Empire AI is being built as a phased AI supercomputing environment centered on accelerated training, inference, and data-intensive research.
Alpha system
Alpha is the first production-facing phase of the platform.
Public Empire AI materials describe the October 2024 launch as a first-stage system powered by 96 advanced processors. CCR’s user documentation describes Alpha as the current onboarding and early-use environment while Beta procedures continue to mature. In practice, Alpha is where researchers validate software stacks, data paths, and job patterns before moving to larger allocations.
Alpha is an early-access research environment, not the final target architecture. It is useful for onboarding and experimentation, but the larger Blackwell-based Beta platform is where the consortium’s long-term AI scale begins.
Beta system
Beta is the major architecture jump. Empire AI announced Beta in June 2025 with a $40 million investment and described it as roughly 11 times stronger for AI training than Alpha, with about 40 times the inference throughput and 8 times the storage footprint.
Beta uses an NVIDIA DGX SuperPOD built on DGX GB200 systems. That matters because it combines Blackwell GPUs, Grace CPUs, high-bandwidth memory, and a unified NVLink fabric in a design aimed at very large distributed AI workloads.
Beta architecture details
| Component | Specification |
|---|
| GPU architecture | 288 NVIDIA Blackwell GPUs |
| CPU nodes | 60 nodes with NVIDIA Grace CPU Superchips |
| Blackwell transistor count | 208 billion transistors per GPU |
| Process technology | TSMC 4NP |
| Superchip design | DGX GB200 systems built around Grace Blackwell Superchips |
| Interconnect | NVLink unified fabric |
| Rack-scale bandwidth | Up to 130 TB/s across a single NVL72 rack |
| Rack-scale AI performance | Up to 1.44 exaFLOPS at FP4 precision |
| Storage tier 1 | 20+ PB on the VAST Data AI Operating System |
| Storage tier 2 | 10+ PB on DDN’s data intelligence platform |
| Operations software | NVIDIA AI Enterprise and NVIDIA Mission Control |
Beta hardware
NVIDIA DGX SuperPOD (DGX GB200)
Turnkey AI data-center platform built from DGX GB200 systems.
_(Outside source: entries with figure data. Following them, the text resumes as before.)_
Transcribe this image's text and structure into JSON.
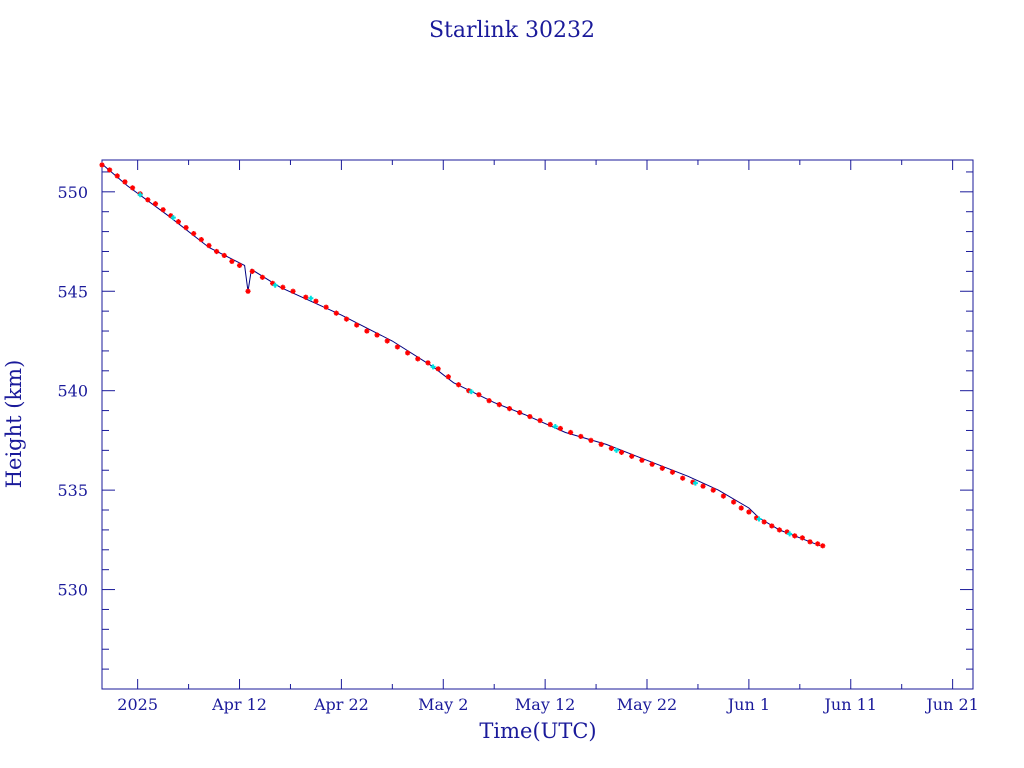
{
  "chart_data": {
    "type": "scatter",
    "title": "Starlink 30232",
    "xlabel": "Time(UTC)",
    "ylabel": "Height (km)",
    "x_axis": {
      "kind": "date",
      "range": [
        "2025-03-29T12:00",
        "2025-06-23T00:00"
      ],
      "tick_labels": [
        {
          "date": "2025-04-02",
          "label": "2025"
        },
        {
          "date": "2025-04-12",
          "label": "Apr 12"
        },
        {
          "date": "2025-04-22",
          "label": "Apr 22"
        },
        {
          "date": "2025-05-02",
          "label": "May  2"
        },
        {
          "date": "2025-05-12",
          "label": "May 12"
        },
        {
          "date": "2025-05-22",
          "label": "May 22"
        },
        {
          "date": "2025-06-01",
          "label": "Jun  1"
        },
        {
          "date": "2025-06-11",
          "label": "Jun 11"
        },
        {
          "date": "2025-06-21",
          "label": "Jun 21"
        }
      ]
    },
    "y_axis": {
      "range": [
        525,
        551.6
      ],
      "ticks": [
        530,
        535,
        540,
        545,
        550
      ],
      "minor_step": 1
    },
    "grid": false,
    "series": [
      {
        "style": "line",
        "color": "#000080",
        "points": [
          [
            "2025-03-29T12:00",
            551.4
          ],
          [
            "2025-04-01T00:00",
            550.3
          ],
          [
            "2025-04-05T00:00",
            548.8
          ],
          [
            "2025-04-09T00:00",
            547.2
          ],
          [
            "2025-04-12T12:00",
            546.3
          ],
          [
            "2025-04-12T20:00",
            545.0
          ],
          [
            "2025-04-13T04:00",
            546.1
          ],
          [
            "2025-04-16T00:00",
            545.2
          ],
          [
            "2025-04-22T00:00",
            543.8
          ],
          [
            "2025-04-27T00:00",
            542.5
          ],
          [
            "2025-05-01T00:00",
            541.2
          ],
          [
            "2025-05-03T00:00",
            540.4
          ],
          [
            "2025-05-07T00:00",
            539.4
          ],
          [
            "2025-05-10T00:00",
            538.8
          ],
          [
            "2025-05-14T00:00",
            537.9
          ],
          [
            "2025-05-18T00:00",
            537.3
          ],
          [
            "2025-05-22T00:00",
            536.5
          ],
          [
            "2025-05-26T00:00",
            535.7
          ],
          [
            "2025-05-29T00:00",
            535.0
          ],
          [
            "2025-06-01T00:00",
            534.1
          ],
          [
            "2025-06-02T00:00",
            533.6
          ],
          [
            "2025-06-04T00:00",
            533.0
          ],
          [
            "2025-06-07T00:00",
            532.4
          ],
          [
            "2025-06-08T00:00",
            532.2
          ]
        ]
      },
      {
        "style": "markers",
        "color": "#ff0000",
        "marker": "star",
        "points": [
          [
            "2025-03-29T12:00",
            551.35
          ],
          [
            "2025-03-30T06:00",
            551.1
          ],
          [
            "2025-03-31T00:00",
            550.8
          ],
          [
            "2025-03-31T18:00",
            550.5
          ],
          [
            "2025-04-01T12:00",
            550.2
          ],
          [
            "2025-04-02T06:00",
            549.9
          ],
          [
            "2025-04-03T00:00",
            549.6
          ],
          [
            "2025-04-03T18:00",
            549.4
          ],
          [
            "2025-04-04T12:00",
            549.1
          ],
          [
            "2025-04-05T06:00",
            548.8
          ],
          [
            "2025-04-06T00:00",
            548.5
          ],
          [
            "2025-04-06T18:00",
            548.2
          ],
          [
            "2025-04-07T12:00",
            547.9
          ],
          [
            "2025-04-08T06:00",
            547.6
          ],
          [
            "2025-04-09T00:00",
            547.3
          ],
          [
            "2025-04-09T18:00",
            547.0
          ],
          [
            "2025-04-10T12:00",
            546.8
          ],
          [
            "2025-04-11T06:00",
            546.5
          ],
          [
            "2025-04-12T00:00",
            546.3
          ],
          [
            "2025-04-12T20:00",
            545.0
          ],
          [
            "2025-04-13T06:00",
            546.0
          ],
          [
            "2025-04-14T06:00",
            545.7
          ],
          [
            "2025-04-15T06:00",
            545.4
          ],
          [
            "2025-04-16T06:00",
            545.2
          ],
          [
            "2025-04-17T06:00",
            545.0
          ],
          [
            "2025-04-18T12:00",
            544.7
          ],
          [
            "2025-04-19T12:00",
            544.5
          ],
          [
            "2025-04-20T12:00",
            544.2
          ],
          [
            "2025-04-21T12:00",
            543.9
          ],
          [
            "2025-04-22T12:00",
            543.6
          ],
          [
            "2025-04-23T12:00",
            543.3
          ],
          [
            "2025-04-24T12:00",
            543.0
          ],
          [
            "2025-04-25T12:00",
            542.8
          ],
          [
            "2025-04-26T12:00",
            542.5
          ],
          [
            "2025-04-27T12:00",
            542.2
          ],
          [
            "2025-04-28T12:00",
            541.9
          ],
          [
            "2025-04-29T12:00",
            541.6
          ],
          [
            "2025-04-30T12:00",
            541.4
          ],
          [
            "2025-05-01T12:00",
            541.1
          ],
          [
            "2025-05-02T12:00",
            540.7
          ],
          [
            "2025-05-03T12:00",
            540.3
          ],
          [
            "2025-05-04T12:00",
            540.0
          ],
          [
            "2025-05-05T12:00",
            539.8
          ],
          [
            "2025-05-06T12:00",
            539.5
          ],
          [
            "2025-05-07T12:00",
            539.3
          ],
          [
            "2025-05-08T12:00",
            539.1
          ],
          [
            "2025-05-09T12:00",
            538.9
          ],
          [
            "2025-05-10T12:00",
            538.7
          ],
          [
            "2025-05-11T12:00",
            538.5
          ],
          [
            "2025-05-12T12:00",
            538.3
          ],
          [
            "2025-05-13T12:00",
            538.1
          ],
          [
            "2025-05-14T12:00",
            537.9
          ],
          [
            "2025-05-15T12:00",
            537.7
          ],
          [
            "2025-05-16T12:00",
            537.5
          ],
          [
            "2025-05-17T12:00",
            537.3
          ],
          [
            "2025-05-18T12:00",
            537.1
          ],
          [
            "2025-05-19T12:00",
            536.9
          ],
          [
            "2025-05-20T12:00",
            536.7
          ],
          [
            "2025-05-21T12:00",
            536.5
          ],
          [
            "2025-05-22T12:00",
            536.3
          ],
          [
            "2025-05-23T12:00",
            536.1
          ],
          [
            "2025-05-24T12:00",
            535.9
          ],
          [
            "2025-05-25T12:00",
            535.6
          ],
          [
            "2025-05-26T12:00",
            535.4
          ],
          [
            "2025-05-27T12:00",
            535.2
          ],
          [
            "2025-05-28T12:00",
            535.0
          ],
          [
            "2025-05-29T12:00",
            534.7
          ],
          [
            "2025-05-30T12:00",
            534.4
          ],
          [
            "2025-05-31T06:00",
            534.1
          ],
          [
            "2025-06-01T00:00",
            533.9
          ],
          [
            "2025-06-01T18:00",
            533.6
          ],
          [
            "2025-06-02T12:00",
            533.4
          ],
          [
            "2025-06-03T06:00",
            533.2
          ],
          [
            "2025-06-04T00:00",
            533.0
          ],
          [
            "2025-06-04T18:00",
            532.9
          ],
          [
            "2025-06-05T12:00",
            532.7
          ],
          [
            "2025-06-06T06:00",
            532.6
          ],
          [
            "2025-06-07T00:00",
            532.4
          ],
          [
            "2025-06-07T18:00",
            532.3
          ],
          [
            "2025-06-08T06:00",
            532.2
          ]
        ]
      },
      {
        "style": "markers",
        "color": "#00e0e0",
        "marker": "plus",
        "points": [
          [
            "2025-04-02T06:00",
            549.85
          ],
          [
            "2025-04-05T12:00",
            548.7
          ],
          [
            "2025-04-15T12:00",
            545.3
          ],
          [
            "2025-04-19T00:00",
            544.65
          ],
          [
            "2025-05-01T00:00",
            541.2
          ],
          [
            "2025-05-04T18:00",
            539.95
          ],
          [
            "2025-05-13T00:00",
            538.2
          ],
          [
            "2025-05-19T00:00",
            537.0
          ],
          [
            "2025-05-26T18:00",
            535.35
          ],
          [
            "2025-06-02T00:00",
            533.55
          ],
          [
            "2025-06-05T00:00",
            532.8
          ]
        ]
      }
    ]
  }
}
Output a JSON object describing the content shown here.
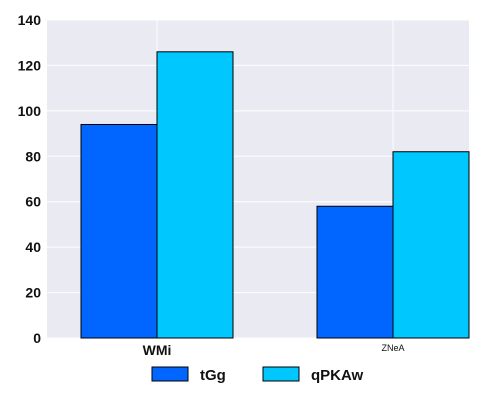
{
  "chart_data": {
    "type": "bar",
    "categories": [
      "WMi",
      "ZNeA"
    ],
    "series": [
      {
        "name": "tGg",
        "values": [
          94,
          58
        ],
        "color": "#0066ff"
      },
      {
        "name": "qPKAw",
        "values": [
          126,
          82
        ],
        "color": "#00c8ff"
      }
    ],
    "ylim": [
      0,
      140
    ],
    "yticks": [
      0,
      20,
      40,
      60,
      80,
      100,
      120,
      140
    ],
    "title": "",
    "xlabel": "",
    "ylabel": "",
    "grid": true,
    "legend_position": "bottom-center",
    "plot_background": "#eaeaf2",
    "grid_color": "#ffffff"
  }
}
This is the platform that houses Beta’s 288 Blackwell GPUs. NVIDIA Grace CPU Superchip
CPU platform used for HPC and data-processing nodes alongside the GPU tier. Empire AI lists 60 Grace CPU Superchip nodes for those workloads. VAST Data AI Operating System
Tier 1 storage, 20+ PB. All-flash platform designed for AI training pipelines and high-concurrency reads. DDN data intelligence platform
Tier 2 storage, 10+ PB. Additional high-performance data infrastructure for datasets, checkpoints, and shared research workflows.
Why the Blackwell stack matters
The key design choice is not just “more GPUs.” Beta is tuned for modern large-model workflows:
- FP4 support and the Transformer Engine make it easier to run very large model training and inference efficiently.
- High-bandwidth NVLink reduces the communication penalty that often slows distributed GPU jobs.
- Grace CPUs and large storage tiers support the data movement and preprocessing that AI pipelines depend on.
In practical terms, Beta is meant to support workloads that would be difficult or cost-prohibitive on standard institutional clusters: very large multimodal models, long-context training jobs, large-scale simulation-assisted AI, and high-resolution medical or climate datasets.